Suppose I have a dataframe with multiple boolean columns representing certain conditions:
df = DataFrame(
id = ["A", "B", "C", "D"],
cond1 = [true, false, false, false],
cond2 = [false, false, false, false],
cond3 = [true, false, true, false]
)
id | cond1 | cond2 | cond3 | |
---|---|---|---|---|
1 | A | 1 | 0 | 1 |
2 | B | 0 | 0 | 0 |
3 | C | 0 | 0 | 1 |
4 | D | 0 | 0 | 0 |
Now suppose I want to identify rows where any of these conditions are true, ie "A" and "C". It is easy to do this explicitly:
df[:, :all] = df.cond1 .| df.cond2 .| df.cond3
But how can this be done when there are an arbitrary number of conditions, for example something like:
df[:, :all] = any.([ df[:, Symbol("cond$i")] for i in 1:3 ])

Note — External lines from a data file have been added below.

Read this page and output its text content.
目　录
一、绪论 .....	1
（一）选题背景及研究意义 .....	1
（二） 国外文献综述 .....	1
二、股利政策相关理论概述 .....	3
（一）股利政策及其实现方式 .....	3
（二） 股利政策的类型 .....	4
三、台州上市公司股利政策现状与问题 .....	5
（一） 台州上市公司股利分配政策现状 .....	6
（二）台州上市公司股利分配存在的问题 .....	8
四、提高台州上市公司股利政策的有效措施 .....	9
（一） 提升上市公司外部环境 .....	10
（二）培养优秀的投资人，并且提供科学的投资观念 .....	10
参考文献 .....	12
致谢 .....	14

The above fails with DimensionMismatch("tried to assign 3 elements to 4 destinations")
because the any
function is being applied column-wise, rather than row-wise. So the real question is: how to apply any
row-wise to multiple Boolean columns in a dataframe?
The ideal output should be:
id | cond1 | cond2 | cond3 | all | |
---|---|---|---|---|---|
1 | A | 1 | 0 | 1 | 1 |
2 | B | 0 | 0 | 0 | 0 |
3 | C | 0 | 0 | 1 | 1 |
4 | D | 0 | 0 | 0 | 0 |
CodePudding user response:
Here is one way to do it:
julia> df = DataFrame(
id = ["A", "B", "C", "D", "E"],
cond1 = [true, false, false, false, true],
cond2 = [false, false, false, false, true],
cond3 = [true, false, true, false, true]
)
5×4 DataFrame
Row │ id cond1 cond2 cond3
│ String Bool Bool Bool
─────┼─────────────────────────────
1 │ A true false true
2 │ B false false false
3 │ C false false true
4 │ D false false false
5 │ E true true true
julia> transform(df, AsTable(r"cond") .=> ByRow.([maximum, minimum]) .=> [:any, :all])
5×6 DataFrame
Row │ id cond1 cond2 cond3 any all
│ String Bool Bool Bool Bool Bool
─────┼───────────────────────────────────────────
1 │ A true false true true false
2 │ B false false false false false
3 │ C false false true true false
4 │ D false false false false false
5 │ E true true true true true
Note that it is quite fast even for very wide tables:
julia> df = DataFrame(rand(Bool, 10_000, 10_000), :auto);
julia> @time transform(df, AsTable(r"x") .=> ByRow.([maximum, minimum]) .=> [:any, :all]);
0.059275 seconds (135.41 k allocations: 103.038 MiB)
In the examples I have used a regex column selector, but of course you can use any row selector you like.